If at all possible, we strive to address contamination at a site prior to proceeding through the standard MCP-phased approach. For example, many contaminated sites can be easily addressed with proactive responses. Should an immediate and permanent remedy for a site involve soil excavation and management, we can implement a Limited Response Action (LRA) to keep the site out of the MCP altogether. Through the proper understanding and use of LRAs, we have avoided significant expenditures on MCP paperwork, studies, and further cleanup. This strategy is particularly important when dealing with smaller releases that can be quickly addressed.
However, when it is inevitable that a site will become a MCP site, CJW has been able to use various other "front end" vehicles within the MCP, prior to Tier Classification, to achieve closure before proceeding through the phased MCP process. We achieve closure on a great majority of the sites through the use of Immediate Response Actions (IRAs) or Release Abatement Measures (RAMs). At numerous sites, we have begun small removal actions as LRAs and converted them to RAMs only when the quantities or nature of contamination finally dictated this regulatory requirement. We fully understand the limitations and opportunities afforded by RAMs to bring a site to closure and often use them as true "risk reduction measures" (i.e., to reduce the amount of contamination at the site to the point necessary to realistically, quantitatively assess risks and achieve closure).
As necessary and for more complex sites, highly focused Phase I and II investigations supported by site specific Risk Characterizations have assisted in the timely close-out of sites.
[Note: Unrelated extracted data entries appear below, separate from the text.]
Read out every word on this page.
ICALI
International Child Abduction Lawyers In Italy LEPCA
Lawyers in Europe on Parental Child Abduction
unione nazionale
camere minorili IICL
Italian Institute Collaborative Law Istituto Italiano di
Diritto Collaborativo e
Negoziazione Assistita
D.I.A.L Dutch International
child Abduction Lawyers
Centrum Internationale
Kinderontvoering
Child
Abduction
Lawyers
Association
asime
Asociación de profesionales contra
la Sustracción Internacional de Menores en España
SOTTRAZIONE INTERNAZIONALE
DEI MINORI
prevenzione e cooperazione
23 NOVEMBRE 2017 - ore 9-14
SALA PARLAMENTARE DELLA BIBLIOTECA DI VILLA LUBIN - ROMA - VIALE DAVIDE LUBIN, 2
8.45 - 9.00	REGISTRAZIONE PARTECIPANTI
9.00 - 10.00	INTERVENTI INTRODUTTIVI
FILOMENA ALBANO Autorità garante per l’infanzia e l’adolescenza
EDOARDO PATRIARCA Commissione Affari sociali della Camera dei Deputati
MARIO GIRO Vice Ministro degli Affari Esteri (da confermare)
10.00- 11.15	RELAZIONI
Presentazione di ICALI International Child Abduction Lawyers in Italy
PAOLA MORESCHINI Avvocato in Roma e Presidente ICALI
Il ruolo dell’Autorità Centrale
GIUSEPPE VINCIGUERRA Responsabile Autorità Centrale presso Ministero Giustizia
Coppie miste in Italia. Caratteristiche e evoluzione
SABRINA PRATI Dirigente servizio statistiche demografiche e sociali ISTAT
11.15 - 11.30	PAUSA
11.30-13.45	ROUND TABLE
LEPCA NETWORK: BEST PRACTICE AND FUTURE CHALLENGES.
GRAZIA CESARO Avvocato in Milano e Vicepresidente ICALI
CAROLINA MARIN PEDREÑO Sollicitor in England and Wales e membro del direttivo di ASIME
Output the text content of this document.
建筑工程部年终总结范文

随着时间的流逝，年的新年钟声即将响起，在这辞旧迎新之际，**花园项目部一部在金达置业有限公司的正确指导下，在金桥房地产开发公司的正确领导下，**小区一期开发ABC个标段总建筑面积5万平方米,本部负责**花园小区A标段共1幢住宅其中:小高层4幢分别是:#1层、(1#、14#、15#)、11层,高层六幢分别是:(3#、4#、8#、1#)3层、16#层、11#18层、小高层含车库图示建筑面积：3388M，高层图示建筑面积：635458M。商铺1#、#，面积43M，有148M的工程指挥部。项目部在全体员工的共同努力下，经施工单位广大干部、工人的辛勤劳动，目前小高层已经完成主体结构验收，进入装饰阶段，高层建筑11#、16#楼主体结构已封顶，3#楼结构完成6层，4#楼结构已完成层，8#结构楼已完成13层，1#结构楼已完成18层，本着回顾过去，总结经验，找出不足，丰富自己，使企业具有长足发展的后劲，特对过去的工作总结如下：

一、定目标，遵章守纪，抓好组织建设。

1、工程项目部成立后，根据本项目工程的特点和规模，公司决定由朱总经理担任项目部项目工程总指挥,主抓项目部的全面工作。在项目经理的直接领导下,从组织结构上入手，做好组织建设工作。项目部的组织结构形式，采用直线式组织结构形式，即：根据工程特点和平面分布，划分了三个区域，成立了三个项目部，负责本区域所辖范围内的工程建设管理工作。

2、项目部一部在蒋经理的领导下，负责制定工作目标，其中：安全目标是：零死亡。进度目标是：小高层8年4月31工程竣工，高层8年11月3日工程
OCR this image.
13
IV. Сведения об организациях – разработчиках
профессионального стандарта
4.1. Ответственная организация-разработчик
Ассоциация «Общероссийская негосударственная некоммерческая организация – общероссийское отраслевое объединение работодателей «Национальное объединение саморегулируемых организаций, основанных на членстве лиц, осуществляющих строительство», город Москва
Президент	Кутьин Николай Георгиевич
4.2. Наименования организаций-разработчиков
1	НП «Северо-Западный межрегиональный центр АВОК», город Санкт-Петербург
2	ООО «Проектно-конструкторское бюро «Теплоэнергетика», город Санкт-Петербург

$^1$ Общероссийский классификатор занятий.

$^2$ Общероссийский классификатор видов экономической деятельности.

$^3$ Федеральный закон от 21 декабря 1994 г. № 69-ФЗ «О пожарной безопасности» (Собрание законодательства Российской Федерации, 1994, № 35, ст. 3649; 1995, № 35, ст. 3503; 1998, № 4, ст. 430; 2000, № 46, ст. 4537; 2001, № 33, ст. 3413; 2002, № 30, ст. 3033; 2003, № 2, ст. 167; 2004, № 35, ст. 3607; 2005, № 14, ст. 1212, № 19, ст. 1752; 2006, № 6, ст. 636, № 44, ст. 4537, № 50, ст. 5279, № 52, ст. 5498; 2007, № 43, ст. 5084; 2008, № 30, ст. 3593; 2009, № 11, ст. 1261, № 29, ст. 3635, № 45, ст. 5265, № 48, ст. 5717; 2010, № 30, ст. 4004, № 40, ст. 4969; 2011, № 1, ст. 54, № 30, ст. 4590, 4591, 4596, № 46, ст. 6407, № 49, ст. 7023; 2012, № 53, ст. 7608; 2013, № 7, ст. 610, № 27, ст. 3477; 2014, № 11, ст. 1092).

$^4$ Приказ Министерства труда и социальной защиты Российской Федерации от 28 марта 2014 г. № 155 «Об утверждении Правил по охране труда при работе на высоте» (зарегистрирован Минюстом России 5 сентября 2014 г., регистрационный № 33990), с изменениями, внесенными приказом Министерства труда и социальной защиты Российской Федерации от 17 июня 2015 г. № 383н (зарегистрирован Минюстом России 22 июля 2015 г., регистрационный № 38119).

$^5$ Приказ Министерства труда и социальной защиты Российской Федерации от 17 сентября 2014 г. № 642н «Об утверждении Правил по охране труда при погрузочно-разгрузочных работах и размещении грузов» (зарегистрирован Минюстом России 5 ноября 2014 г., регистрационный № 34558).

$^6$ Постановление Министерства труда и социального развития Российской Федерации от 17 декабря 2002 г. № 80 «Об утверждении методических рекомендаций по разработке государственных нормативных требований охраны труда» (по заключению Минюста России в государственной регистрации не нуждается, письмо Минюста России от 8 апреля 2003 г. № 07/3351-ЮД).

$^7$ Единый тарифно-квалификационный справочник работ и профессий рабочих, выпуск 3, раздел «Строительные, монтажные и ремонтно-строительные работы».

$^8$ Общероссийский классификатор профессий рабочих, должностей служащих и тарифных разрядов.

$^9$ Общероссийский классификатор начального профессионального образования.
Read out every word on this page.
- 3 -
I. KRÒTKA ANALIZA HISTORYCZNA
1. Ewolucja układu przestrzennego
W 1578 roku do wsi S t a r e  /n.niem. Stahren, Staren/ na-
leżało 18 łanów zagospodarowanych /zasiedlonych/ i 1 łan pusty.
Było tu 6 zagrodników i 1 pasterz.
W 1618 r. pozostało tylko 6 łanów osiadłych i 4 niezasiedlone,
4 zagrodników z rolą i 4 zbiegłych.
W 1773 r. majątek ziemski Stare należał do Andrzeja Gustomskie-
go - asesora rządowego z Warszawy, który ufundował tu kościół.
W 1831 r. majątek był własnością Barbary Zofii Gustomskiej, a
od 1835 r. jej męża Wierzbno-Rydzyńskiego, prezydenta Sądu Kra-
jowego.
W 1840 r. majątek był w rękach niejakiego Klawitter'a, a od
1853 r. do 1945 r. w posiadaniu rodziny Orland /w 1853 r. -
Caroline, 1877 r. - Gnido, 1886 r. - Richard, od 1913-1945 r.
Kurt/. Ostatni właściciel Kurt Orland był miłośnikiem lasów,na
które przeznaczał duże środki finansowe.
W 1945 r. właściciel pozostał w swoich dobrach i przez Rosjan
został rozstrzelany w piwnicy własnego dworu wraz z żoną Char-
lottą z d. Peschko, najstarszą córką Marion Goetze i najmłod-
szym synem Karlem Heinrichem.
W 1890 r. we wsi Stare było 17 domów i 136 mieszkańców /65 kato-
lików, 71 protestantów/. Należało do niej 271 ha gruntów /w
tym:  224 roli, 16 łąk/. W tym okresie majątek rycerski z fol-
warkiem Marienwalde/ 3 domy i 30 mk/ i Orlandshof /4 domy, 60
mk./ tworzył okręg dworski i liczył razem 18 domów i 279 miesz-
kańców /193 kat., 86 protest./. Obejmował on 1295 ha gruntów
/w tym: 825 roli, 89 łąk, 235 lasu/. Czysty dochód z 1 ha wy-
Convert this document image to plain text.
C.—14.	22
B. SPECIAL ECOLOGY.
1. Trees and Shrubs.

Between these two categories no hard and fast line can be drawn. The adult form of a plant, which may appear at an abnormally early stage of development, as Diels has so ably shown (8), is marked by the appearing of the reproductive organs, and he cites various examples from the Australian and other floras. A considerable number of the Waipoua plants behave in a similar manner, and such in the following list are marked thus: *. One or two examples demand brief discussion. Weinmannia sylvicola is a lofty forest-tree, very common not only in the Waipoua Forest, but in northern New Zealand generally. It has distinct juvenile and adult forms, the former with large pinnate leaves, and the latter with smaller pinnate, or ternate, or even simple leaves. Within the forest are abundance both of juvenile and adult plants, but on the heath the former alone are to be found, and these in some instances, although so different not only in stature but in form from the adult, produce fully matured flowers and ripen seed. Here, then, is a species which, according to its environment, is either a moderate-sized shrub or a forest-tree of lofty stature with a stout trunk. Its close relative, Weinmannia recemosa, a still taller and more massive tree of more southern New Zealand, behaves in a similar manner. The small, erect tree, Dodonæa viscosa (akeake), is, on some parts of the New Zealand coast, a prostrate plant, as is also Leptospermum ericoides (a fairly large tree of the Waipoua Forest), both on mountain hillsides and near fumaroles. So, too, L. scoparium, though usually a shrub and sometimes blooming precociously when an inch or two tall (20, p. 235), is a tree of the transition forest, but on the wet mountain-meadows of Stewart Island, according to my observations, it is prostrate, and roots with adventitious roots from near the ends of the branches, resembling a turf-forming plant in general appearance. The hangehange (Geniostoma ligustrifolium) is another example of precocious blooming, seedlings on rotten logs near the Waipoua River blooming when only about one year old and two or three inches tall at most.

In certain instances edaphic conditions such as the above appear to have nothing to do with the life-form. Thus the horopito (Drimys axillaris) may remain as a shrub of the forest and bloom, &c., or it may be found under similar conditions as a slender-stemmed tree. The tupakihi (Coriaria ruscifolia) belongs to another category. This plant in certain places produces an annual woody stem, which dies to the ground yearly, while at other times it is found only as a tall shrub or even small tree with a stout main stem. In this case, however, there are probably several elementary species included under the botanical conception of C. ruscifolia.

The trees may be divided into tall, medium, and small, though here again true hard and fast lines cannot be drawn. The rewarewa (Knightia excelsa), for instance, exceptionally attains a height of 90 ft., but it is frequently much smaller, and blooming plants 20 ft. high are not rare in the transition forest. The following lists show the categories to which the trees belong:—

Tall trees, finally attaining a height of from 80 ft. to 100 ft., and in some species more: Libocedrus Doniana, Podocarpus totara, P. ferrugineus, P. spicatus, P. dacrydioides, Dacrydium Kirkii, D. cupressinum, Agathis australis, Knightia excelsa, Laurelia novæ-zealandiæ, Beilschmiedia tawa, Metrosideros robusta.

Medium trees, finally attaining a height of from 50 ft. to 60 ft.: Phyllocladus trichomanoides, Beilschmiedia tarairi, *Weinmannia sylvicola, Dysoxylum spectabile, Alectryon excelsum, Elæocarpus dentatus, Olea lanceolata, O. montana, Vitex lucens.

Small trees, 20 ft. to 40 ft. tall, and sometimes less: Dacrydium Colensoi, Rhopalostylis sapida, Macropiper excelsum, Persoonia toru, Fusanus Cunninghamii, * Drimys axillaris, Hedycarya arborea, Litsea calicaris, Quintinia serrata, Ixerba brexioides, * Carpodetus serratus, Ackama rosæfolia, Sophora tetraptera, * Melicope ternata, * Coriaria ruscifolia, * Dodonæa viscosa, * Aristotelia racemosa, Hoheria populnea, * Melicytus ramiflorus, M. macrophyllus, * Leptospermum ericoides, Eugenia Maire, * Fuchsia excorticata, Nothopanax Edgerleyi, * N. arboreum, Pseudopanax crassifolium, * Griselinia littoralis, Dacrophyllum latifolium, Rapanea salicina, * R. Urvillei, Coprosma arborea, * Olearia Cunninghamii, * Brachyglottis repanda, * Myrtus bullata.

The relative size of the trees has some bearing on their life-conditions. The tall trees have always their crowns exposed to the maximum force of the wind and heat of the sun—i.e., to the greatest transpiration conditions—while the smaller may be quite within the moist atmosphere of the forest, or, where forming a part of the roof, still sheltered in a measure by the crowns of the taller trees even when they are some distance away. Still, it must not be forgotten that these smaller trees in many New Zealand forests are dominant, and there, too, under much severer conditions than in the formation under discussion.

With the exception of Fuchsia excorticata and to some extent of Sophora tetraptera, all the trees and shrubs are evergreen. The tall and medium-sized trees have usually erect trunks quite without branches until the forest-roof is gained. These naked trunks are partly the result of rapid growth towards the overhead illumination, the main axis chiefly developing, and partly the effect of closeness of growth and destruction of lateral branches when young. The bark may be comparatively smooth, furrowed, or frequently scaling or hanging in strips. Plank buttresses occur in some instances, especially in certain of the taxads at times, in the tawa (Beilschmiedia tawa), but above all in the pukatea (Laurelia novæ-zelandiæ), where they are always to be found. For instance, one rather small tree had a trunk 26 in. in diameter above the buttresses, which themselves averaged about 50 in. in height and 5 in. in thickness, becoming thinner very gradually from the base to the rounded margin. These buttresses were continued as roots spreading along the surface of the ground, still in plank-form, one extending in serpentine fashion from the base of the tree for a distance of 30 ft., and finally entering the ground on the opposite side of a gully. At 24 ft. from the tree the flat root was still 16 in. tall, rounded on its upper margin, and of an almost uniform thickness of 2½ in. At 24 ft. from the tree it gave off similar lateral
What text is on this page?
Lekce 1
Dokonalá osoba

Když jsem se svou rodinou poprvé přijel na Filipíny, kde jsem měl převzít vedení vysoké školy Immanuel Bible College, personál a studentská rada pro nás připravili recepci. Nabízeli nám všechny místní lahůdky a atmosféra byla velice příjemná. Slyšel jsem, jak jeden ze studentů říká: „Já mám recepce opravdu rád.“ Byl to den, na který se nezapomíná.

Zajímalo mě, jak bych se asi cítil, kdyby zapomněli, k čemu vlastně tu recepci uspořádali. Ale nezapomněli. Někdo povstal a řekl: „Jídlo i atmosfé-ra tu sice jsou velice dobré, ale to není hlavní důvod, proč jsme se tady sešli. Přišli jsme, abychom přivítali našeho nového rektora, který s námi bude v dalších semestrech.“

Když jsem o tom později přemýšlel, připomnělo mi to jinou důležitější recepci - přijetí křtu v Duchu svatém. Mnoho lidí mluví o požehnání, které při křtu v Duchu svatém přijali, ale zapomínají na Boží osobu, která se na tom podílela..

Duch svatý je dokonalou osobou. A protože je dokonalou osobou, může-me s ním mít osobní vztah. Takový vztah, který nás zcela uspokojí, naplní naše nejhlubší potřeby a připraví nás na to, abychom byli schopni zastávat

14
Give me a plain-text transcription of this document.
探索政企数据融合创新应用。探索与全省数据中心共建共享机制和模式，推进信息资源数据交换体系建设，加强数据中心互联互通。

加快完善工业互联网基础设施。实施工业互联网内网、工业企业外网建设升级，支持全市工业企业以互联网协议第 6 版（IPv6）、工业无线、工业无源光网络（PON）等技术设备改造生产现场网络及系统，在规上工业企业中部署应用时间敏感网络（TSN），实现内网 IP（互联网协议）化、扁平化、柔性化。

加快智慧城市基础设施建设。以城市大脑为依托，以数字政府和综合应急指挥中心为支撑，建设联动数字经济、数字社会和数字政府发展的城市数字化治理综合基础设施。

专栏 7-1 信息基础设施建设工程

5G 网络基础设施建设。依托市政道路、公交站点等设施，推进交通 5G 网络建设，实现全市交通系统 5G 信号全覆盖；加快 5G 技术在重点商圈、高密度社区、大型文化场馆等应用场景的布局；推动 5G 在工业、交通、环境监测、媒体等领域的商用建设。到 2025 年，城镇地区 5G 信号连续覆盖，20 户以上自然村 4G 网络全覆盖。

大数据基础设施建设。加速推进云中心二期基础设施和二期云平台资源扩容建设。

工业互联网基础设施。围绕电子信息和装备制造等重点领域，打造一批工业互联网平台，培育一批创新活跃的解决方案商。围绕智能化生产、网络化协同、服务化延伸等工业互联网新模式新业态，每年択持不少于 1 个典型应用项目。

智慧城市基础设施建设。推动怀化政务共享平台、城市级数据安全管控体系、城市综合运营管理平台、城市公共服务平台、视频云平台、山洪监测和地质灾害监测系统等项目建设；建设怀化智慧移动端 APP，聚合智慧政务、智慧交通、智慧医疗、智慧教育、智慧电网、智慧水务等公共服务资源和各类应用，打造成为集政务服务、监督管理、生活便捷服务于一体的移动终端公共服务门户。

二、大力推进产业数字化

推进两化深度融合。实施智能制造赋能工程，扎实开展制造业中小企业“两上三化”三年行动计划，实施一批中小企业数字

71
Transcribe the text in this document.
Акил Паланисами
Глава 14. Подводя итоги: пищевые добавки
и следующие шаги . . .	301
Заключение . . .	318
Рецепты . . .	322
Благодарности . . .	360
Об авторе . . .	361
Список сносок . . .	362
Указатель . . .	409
We have implemented response actions for releases ranging from minor soil staining (where the release had already been reported) to major remediation projects. We have also executed complex response actions that included tasks such as emergency implementation of free product/groundwater recovery and treatment systems and design of multi-approach final remediation systems (bioremediation with groundwater/product recovery).
A final critical tool used by CJW is the coupling of risk assessments with the implementation of Activity and Use Limitations (AULs). Coupled with the characterization of risk to human health and the environment, AULs are one of the strongest MCP tools for properly limiting cleanup expenditures. CJW has prepared and filed AULs that carefully limit site prohibitions to only those truly dictated by the residual contamination, thus allowing for appropriate and economically viable site use. Again, most of these closures with AULs have been achieved without resorting to comprehensive MCP investigations, while fulfilling the critical technical requirements to support closure.